No centro do livro fica um outro filme: o "Unterwelt" (fictício) de Eisenstein, "restaurado" em 1974 e apresentado para uma platéia de gala no Radio City Music Hall. O filme mudo mostra os efeitos mutiladores de raios atômicos, disparados por um cientista insano, a partir de uma base subterrânea. Livre de uma trama definida, a sequência de imagens vai revelando os rostos deformados de homens sem contexto ou nacionalidade. A devastação da música de Shostakovich serve para sublinhar o "sentido estranho de perda" que toma conta da platéia. Não são só o futuro (no filme) e o passado (na vida real) que se cruzam aqui; há um contraponto mais intrincado entre a ficção, a história e a formação da nossa consciência, habitada por "um mundo fundo de imagens".
"Existe outro mundo dentro do mundo", repetia Lee Harvey Oswald num outro romance ("Libra", 1988). DeLillo é um mestre consumado da paranóia como afeto primário da cultura americana e em "Submundo" "tudo se "conecta", o que não é só artifício literário, mas uma fantasia ameaçadora. "Acredite em tudo. Tudo é verdade", comenta um técnico russo a serviço de uma firma de destruição de lixo atômico, no Cazaquistão. Um de seus equivalentes americanos, 550 páginas e 20 anos antes, já tecera elucubrações cômico-sérias sobre a dietrologia, "ciência do que está por trás". Mas há uma distância bem marcada entre a "tensão neurótica do mundo dominado pela propaganda", a posição paranóide de personagens vivendo seu inferno interno e a inteligência que escreve essas redes, espalhando-se de trás para frente no romance com virtuosismo proustiano.
O livro abre com um prólogo de 60 páginas, que em retrospecto é uma verdadeira indução ao método, mas que faz prospectivamente de cada leitor um espectador eletrizado. Estamos no dia 3 de outubro de 1951, data do primeiro teste nuclear russo; data também de um dos mais dramáticos jogos de beisebol da história, a famosa partida entre Giants e Dodgers, decidida no último lance. A coincidência dos fatos não é casual no livro; a começar pela presença de J. Edgar Hoover no estádio, onde o diretor do FBI é informado do teste russo. Entre seus companheiros naquela tarde estão Frank Sinatra e o comediante Jackie Gleason (tudo verdade, segundo declarou o autor em entrevistas). Está também o menino preto Cotter Martin, que acaba levando a bola do jogo para casa, dando início a uma linhagem de colecionadores, que vão substituindo uns aos outros ao longo do romance. Em certo sentido, o livro é a epopéia dessa bola, que descreve seu arco no tempo, contra o pano de fundo dos dias.

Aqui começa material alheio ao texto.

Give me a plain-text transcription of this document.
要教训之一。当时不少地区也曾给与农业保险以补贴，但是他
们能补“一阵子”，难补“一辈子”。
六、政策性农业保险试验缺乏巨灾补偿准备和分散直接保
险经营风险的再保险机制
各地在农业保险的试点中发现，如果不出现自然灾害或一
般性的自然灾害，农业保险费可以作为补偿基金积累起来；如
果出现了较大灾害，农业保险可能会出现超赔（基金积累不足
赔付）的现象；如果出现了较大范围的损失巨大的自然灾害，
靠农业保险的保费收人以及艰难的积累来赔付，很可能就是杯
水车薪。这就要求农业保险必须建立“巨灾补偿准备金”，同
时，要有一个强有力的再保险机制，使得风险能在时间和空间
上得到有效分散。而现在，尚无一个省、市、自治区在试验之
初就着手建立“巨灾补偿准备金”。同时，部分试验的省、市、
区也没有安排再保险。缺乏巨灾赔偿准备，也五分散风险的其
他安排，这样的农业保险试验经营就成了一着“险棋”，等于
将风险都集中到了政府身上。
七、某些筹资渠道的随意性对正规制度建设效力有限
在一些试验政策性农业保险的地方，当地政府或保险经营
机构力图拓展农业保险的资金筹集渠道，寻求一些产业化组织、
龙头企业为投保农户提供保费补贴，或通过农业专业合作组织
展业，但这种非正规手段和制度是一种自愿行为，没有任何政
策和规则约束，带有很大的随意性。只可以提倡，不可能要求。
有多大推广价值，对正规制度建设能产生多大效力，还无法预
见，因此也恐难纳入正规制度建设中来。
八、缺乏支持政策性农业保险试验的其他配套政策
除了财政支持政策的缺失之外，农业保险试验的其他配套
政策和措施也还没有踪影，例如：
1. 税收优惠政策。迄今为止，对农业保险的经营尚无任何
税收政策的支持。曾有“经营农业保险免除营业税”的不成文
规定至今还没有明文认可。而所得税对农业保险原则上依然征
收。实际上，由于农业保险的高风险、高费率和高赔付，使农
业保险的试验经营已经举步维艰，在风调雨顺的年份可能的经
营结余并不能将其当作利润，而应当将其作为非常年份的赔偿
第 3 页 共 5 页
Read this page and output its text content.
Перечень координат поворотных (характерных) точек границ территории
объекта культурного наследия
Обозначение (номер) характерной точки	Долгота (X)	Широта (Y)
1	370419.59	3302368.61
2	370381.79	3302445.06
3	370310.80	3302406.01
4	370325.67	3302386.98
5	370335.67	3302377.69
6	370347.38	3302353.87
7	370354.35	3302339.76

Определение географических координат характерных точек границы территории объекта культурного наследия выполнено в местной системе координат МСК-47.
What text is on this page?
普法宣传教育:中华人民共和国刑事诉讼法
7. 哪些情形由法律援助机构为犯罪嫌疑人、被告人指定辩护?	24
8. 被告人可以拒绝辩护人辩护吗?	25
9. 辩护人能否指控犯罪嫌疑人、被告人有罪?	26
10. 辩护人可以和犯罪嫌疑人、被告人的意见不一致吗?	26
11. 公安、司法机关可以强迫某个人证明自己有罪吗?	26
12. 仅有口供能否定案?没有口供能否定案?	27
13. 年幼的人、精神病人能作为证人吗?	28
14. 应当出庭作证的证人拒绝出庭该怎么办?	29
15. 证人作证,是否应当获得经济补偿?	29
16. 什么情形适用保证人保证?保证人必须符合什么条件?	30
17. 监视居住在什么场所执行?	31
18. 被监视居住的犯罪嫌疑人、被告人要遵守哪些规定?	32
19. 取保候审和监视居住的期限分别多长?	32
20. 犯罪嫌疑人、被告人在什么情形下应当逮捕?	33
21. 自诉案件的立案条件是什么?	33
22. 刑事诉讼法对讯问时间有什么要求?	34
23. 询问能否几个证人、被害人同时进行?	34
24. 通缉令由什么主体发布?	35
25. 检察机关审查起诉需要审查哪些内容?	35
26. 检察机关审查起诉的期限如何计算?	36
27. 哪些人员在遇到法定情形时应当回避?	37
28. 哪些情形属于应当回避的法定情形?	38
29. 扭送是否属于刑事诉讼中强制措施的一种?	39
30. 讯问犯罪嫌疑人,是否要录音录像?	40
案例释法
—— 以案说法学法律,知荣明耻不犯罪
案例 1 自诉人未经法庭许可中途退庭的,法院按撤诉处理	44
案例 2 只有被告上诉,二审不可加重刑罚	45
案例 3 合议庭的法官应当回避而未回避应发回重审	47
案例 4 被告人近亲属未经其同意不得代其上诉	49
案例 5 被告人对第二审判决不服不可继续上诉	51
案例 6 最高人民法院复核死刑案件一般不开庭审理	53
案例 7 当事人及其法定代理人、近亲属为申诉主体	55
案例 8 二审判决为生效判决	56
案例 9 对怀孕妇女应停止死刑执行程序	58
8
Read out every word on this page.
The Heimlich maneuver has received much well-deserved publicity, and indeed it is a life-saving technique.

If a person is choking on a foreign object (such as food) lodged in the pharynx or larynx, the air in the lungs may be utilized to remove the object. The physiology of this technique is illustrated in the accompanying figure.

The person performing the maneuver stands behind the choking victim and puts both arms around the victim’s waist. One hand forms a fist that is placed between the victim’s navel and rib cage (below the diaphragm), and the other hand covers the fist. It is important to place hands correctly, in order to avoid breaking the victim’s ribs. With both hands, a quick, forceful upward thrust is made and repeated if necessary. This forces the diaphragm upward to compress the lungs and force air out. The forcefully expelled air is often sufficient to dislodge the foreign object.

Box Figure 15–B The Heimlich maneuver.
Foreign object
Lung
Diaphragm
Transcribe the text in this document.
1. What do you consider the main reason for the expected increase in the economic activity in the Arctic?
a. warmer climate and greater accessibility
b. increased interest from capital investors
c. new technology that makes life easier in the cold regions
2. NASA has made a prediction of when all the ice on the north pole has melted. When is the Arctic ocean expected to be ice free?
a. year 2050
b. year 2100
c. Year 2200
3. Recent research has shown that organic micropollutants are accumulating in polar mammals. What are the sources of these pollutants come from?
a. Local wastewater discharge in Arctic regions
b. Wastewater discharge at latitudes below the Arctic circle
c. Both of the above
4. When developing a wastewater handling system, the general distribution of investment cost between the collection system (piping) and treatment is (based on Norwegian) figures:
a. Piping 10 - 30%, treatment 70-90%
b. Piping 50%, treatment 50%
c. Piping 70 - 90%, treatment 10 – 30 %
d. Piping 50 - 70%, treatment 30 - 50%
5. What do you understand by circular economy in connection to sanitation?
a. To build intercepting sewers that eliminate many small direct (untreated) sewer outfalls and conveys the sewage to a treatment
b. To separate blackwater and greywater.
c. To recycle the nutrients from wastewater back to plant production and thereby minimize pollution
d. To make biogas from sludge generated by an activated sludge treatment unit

Esse prólogo em si já vale o livro: DeLillo disputa com A.J. Liebling e Norman Mailer a honra de ter criado a maior façanha moderna de prosa esportiva em língua inglesa. Vocabulário, gramática, ritmo, montagem: tudo colabora para um senso de exaltação, que é tanto do espetáculo quanto da escrita. Euforia e tormento se alternam, pontuadas por vinhetas de personagens, dentro e fora do estádio -figuras que vão retornar com previsível obsessão, dentro e fora do livro. "Uma coisa dessas nos guarda, de algum jeito, pelo resto da vida", comenta um radialista, reeditando Wordsworth em pleno Polo Grounds. Páginas rasgadas de revista caem sobre a arquibancada; entre elas, uma reprodução de "O Triunfo da Morte", de Brueghel, observada com interesse melancólico por Hoover. "Meu coração, meu coração", é só o que o outro consegue dizer. Mas está "tudo caindo indelevelmente no passado", no mundo inferior do tempo, cujos efeitos o romance vai acompanhar.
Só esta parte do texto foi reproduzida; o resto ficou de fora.